Дальше все начиналось сначала. Но только теперь в сольном исполнении, потому что Андрей просто переставал разговаривать.
– Ты ни ссориться, ни мириться не умеешь! Ты вообще ни хрена не умеешь!.. …Третьего марта в двенадцать дня Андрей вернулся домой, чтобы привести себя в порядок и побриться, – накануне в пятницу, будучи на работе в ресторане (Лина работала там же, официанткой), они опять крупно поругались, и Андрей остался спать в баре на стульях.
– Чего ты приперся? – встретила его Лина. Было видно, что злоба душила ее. – Оставался бы в кабаке.
– Слушай, перестань. Мне нужно привести себя в порядок. Да и оружие, в конце концов, в доме. А еще мне вставать на работу в четыре утра.
– Можешь забирать свое барахло и выметаться на хрен!

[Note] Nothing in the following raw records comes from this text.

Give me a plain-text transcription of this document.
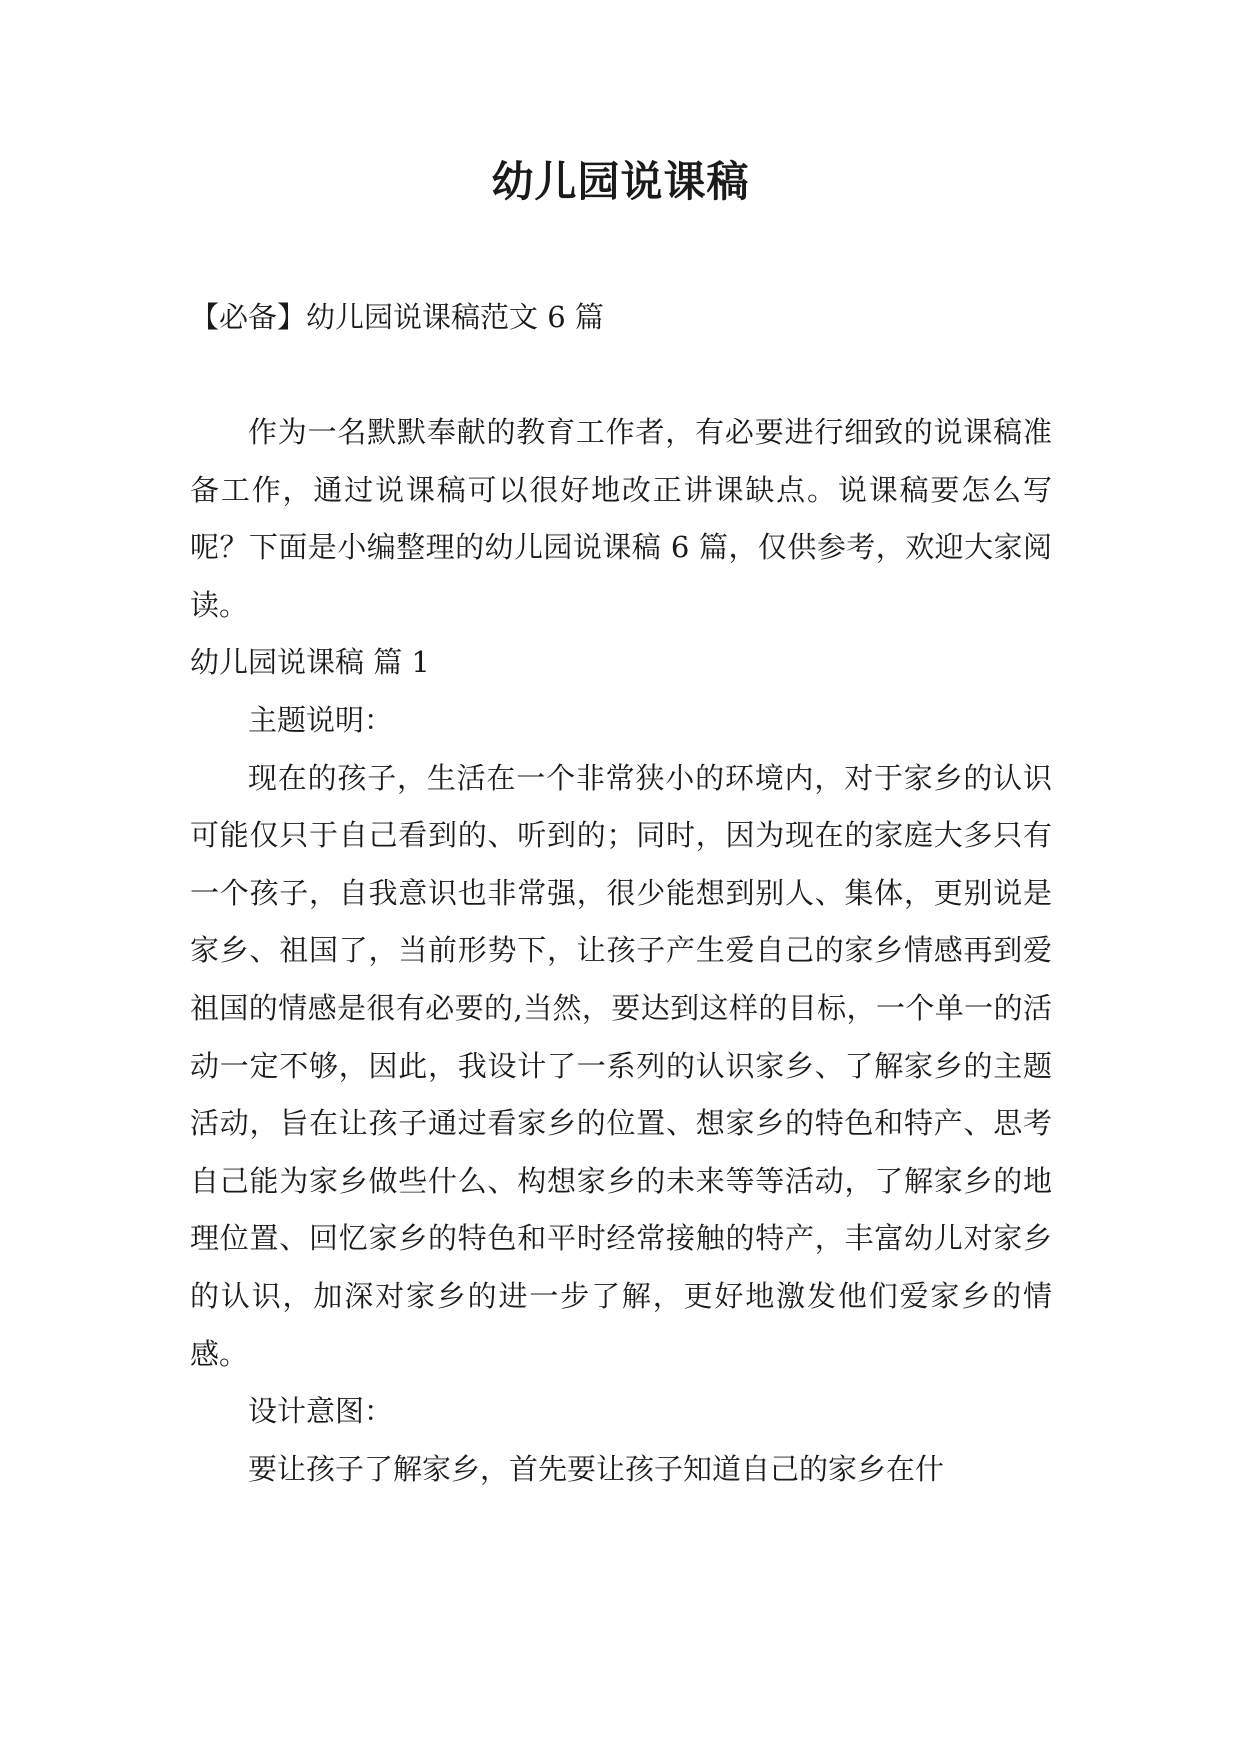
幼儿园说课稿

【必备】幼儿园说课稿范文 6 篇

作为一名默默奉献的教育工作者，有必要进行细致的说课稿准备工作，通过说课稿可以很好地改正讲课缺点。说课稿要怎么写呢？下面是小编整理的幼儿园说课稿 6 篇，仅供参考，欢迎大家阅读。

幼儿园说课稿 篇 1

主题说明：

现在的孩子，生活在一个非常狭小的环境内，对于家乡的认识可能仅只于自己看到的、听到的；同时，因为现在的家庭大多只有一个孩子，自我意识也非常强，很少能想到别人、集体，更别说是家乡、祖国了，当前形势下，让孩子产生爱自己的家乡情感再到爱祖国的情感是很有必要的,当然，要达到这样的目标，一个单一的活动一定不够，因此，我设计了一系列的认识家乡、了解家乡的主题活动，旨在让孩子通过看家乡的位置、想家乡的特色和特产、思考自己能为家乡做些什么、构想家乡的未来等等活动，了解家乡的地理位置、回忆家乡的特色和平时经常接触的特产，丰富幼儿对家乡的认识，加深对家乡的进一步了解，更好地激发他们爱家乡的情感。

设计意图：

要让孩子了解家乡，首先要让孩子知道自己的家乡在什
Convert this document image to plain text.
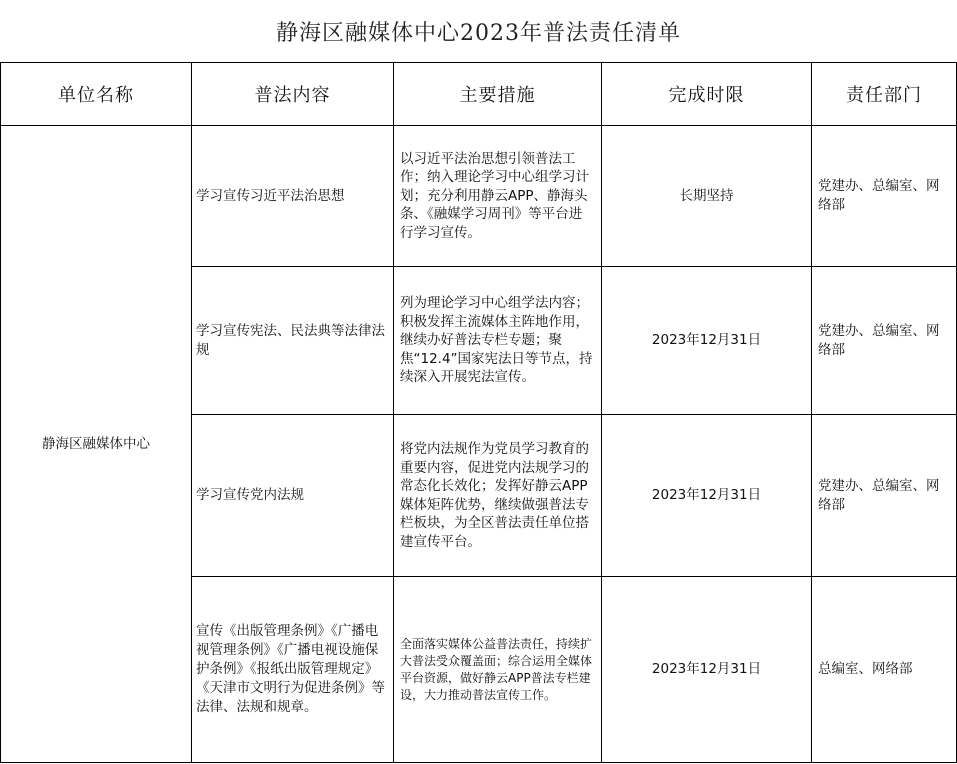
静海区融媒体中心2023年普法责任清单
单位名称	普法内容	主要措施	完成时限	责任部门
静海区融媒体中心	学习宣传习近平法治思想	以习近平法治思想引领普法工作；纳入理论学习中心组学习计划；充分利用静云APP、静海头条、《融媒学习周刊》等平台进行学习宣传。	长期坚持	党建办、总编室、网络部
	学习宣传宪法、民法典等法律法规	列为理论学习中心组学法内容；积极发挥主流媒体主阵地作用，继续办好普法专栏专题；聚焦“12.4”国家宪法日等节点，持续深入开展宪法宣传。	2023年12月31日	党建办、总编室、网络部
	学习宣传党内法规	将党内法规作为党员学习教育的重要内容，促进党内法规学习的常态化长效化；发挥好静云APP媒体矩阵优势，继续做强普法专栏板块，为全区普法责任单位搭建宣传平台。	2023年12月31日	党建办、总编室、网络部
	宣传《出版管理条例》《广播电视管理条例》《广播电视设施保护条例》《报纸出版管理规定》《天津市文明行为促进条例》等法律、法规和规章。	全面落实媒体公益普法责任，持续扩大普法受众覆盖面；综合运用全媒体平台资源，做好静云APP普法专栏建设，大力推动普法宣传工作。	2023年12月31日	总编室、网络部
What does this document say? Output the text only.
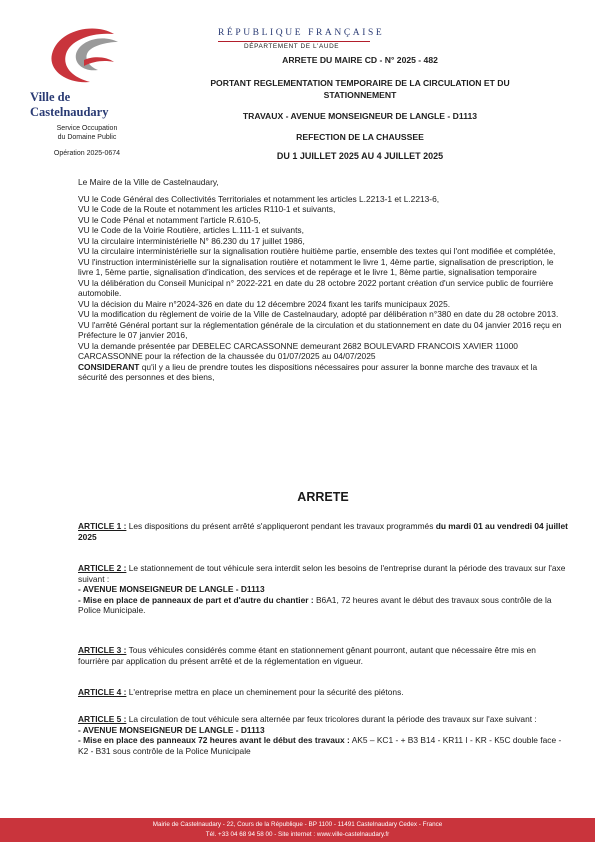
Ville de Castelnaudary
Service Occupation
du Domaine Public
Opération 2025-0674
RÉPUBLIQUE FRANÇAISE
DÉPARTEMENT DE L'AUDE
ARRETE DU MAIRE CD - N° 2025 - 482
PORTANT REGLEMENTATION TEMPORAIRE DE LA CIRCULATION ET DU
STATIONNEMENT
TRAVAUX - AVENUE MONSEIGNEUR DE LANGLE - D1113
REFECTION DE LA CHAUSSEE
DU 1 JUILLET 2025 AU 4 JUILLET 2025

Le Maire de la Ville de Castelnaudary,

VU le Code Général des Collectivités Territoriales et notamment les articles L.2213-1 et L.2213-6,

VU le Code de la Route et notamment les articles R110-1 et suivants,

VU le Code Pénal et notamment l'article R.610-5,

VU le Code de la Voirie Routière, articles L.111-1 et suivants,

VU la circulaire interministérielle N° 86.230 du 17 juillet 1986,

VU la circulaire interministérielle sur la signalisation routière huitième partie, ensemble des textes qui l'ont modifiée et complétée,

VU l'instruction interministérielle sur la signalisation routière et notamment le livre 1, 4ème partie, signalisation de prescription, le livre 1, 5ème partie, signalisation d'indication, des services et de repérage et le livre 1, 8ème partie, signalisation temporaire

VU la délibération du Conseil Municipal n° 2022-221 en date du 28 octobre 2022 portant création d'un service public de fourrière automobile.

VU la décision du Maire n°2024-326 en date du 12 décembre 2024 fixant les tarifs municipaux 2025.

VU la modification du règlement de voirie de la Ville de Castelnaudary, adopté par délibération n°380 en date du 28 octobre 2013.

VU l'arrêté Général portant sur la réglementation générale de la circulation et du stationnement en date du 04 janvier 2016 reçu en Préfecture le 07 janvier 2016,

VU la demande présentée par DEBELEC CARCASSONNE demeurant 2682 BOULEVARD FRANCOIS XAVIER 11000 CARCASSONNE pour la réfection de la chaussée du 01/07/2025 au 04/07/2025

CONSIDERANT qu'il y a lieu de prendre toutes les dispositions nécessaires pour assurer la bonne marche des travaux et la sécurité des personnes et des biens,

ARRETE

ARTICLE 1 : Les dispositions du présent arrêté s'appliqueront pendant les travaux programmés du mardi 01 au vendredi 04 juillet 2025

ARTICLE 2 : Le stationnement de tout véhicule sera interdit selon les besoins de l'entreprise durant la période des travaux sur l'axe suivant :

- AVENUE MONSEIGNEUR DE LANGLE - D1113

- Mise en place de panneaux de part et d'autre du chantier : B6A1, 72 heures avant le début des travaux sous contrôle de la Police Municipale.

ARTICLE 3 : Tous véhicules considérés comme étant en stationnement gênant pourront, autant que nécessaire être mis en fourrière par application du présent arrêté et de la réglementation en vigueur.

ARTICLE 4 : L'entreprise mettra en place un cheminement pour la sécurité des piétons.

ARTICLE 5 : La circulation de tout véhicule sera alternée par feux tricolores durant la période des travaux sur l'axe suivant :

- AVENUE MONSEIGNEUR DE LANGLE - D1113

- Mise en place des panneaux 72 heures avant le début des travaux : AK5 – KC1 - + B3 B14 - KR11 I - KR - K5C double face - K2 - B31 sous contrôle de la Police Municipale

Mairie de Castelnaudary - 22, Cours de la République - BP 1100 - 11491 Castelnaudary Cedex - France
Tél. +33 04 68 94 58 00 - Site internet : www.ville-castelnaudary.fr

– Ну, хватит! Самой-то еще не надоело?
Он разделся, принял душ и, закрывшись в спальне, лег спать – в баре поспать так и не удалось. Этот полусон длился около двух часов, сквозь него он слышал какую-то возню и хлопанье дверок шкафа.
– Выспался? – спросила зло Лина, войдя в комнату.
– Нет.
– Значит, выспишься в другом месте! Короче! Я собрала твои вещи. Забирай и уходи.
– Куда?
– Куда хочешь! Мне по барабану!
– Слушай, что ты творишь?
– Я всегда делаю то, что хочу!
– Послушай…
– Пошел на фуй! Не хочу я ничего слушать!
– Ну ладно. Я уйду! Только не сейчас, а через неделю, когда получу зарплату. Потерпи неделю, и я уйду. Ты же знаешь, что у меня нет денег, – они все у тебя.
– Тоже мне мужик! Что ты за мужик, если у тебя нет денег?!
– Все, что я зарабатываю на двух работах, – все приносится в дом. Сама ведь знаешь.
– Да мне насрать! Иди куда хочешь! Вон, в ресторан или к кому-нибудь из друзей попросись на неделю.
– У меня нет таких друзей. Сама знаешь, что все свободное время я провожу дома.
– Это твои проблемы! Короче, забирай шмотки и вали отсюда!
– Подожди! – Андрей задержал собравшуюся уйти Лину. – Не делай так! Я не бомж и не котенок шелудивый. Не надо меня выбрасывать, я ведь сказал, что уйду. Через неделю.
– Не собираюсь я ждать.
Андрей смотрел на Лину и понимал, что ничего не поможет, она просто ничего не хотела слушать, добиваясь поставленной перед собой цели.
– Эх ты! Год прожили! Я уже подумал, что нашел наконец-то свое гнездо… Ребенка хотел… Что ты творишь? Слушай, остановись, не доводи до греха! Я не буду жить в ресторане – я не бомж. У меня еще есть гордость.
– На фуй мне твой ребенок и ты вместе с ним! Вали отсюда!
Как будто ушат грязного, вонючего дерьма опрокинули на голову. И это было последней каплей.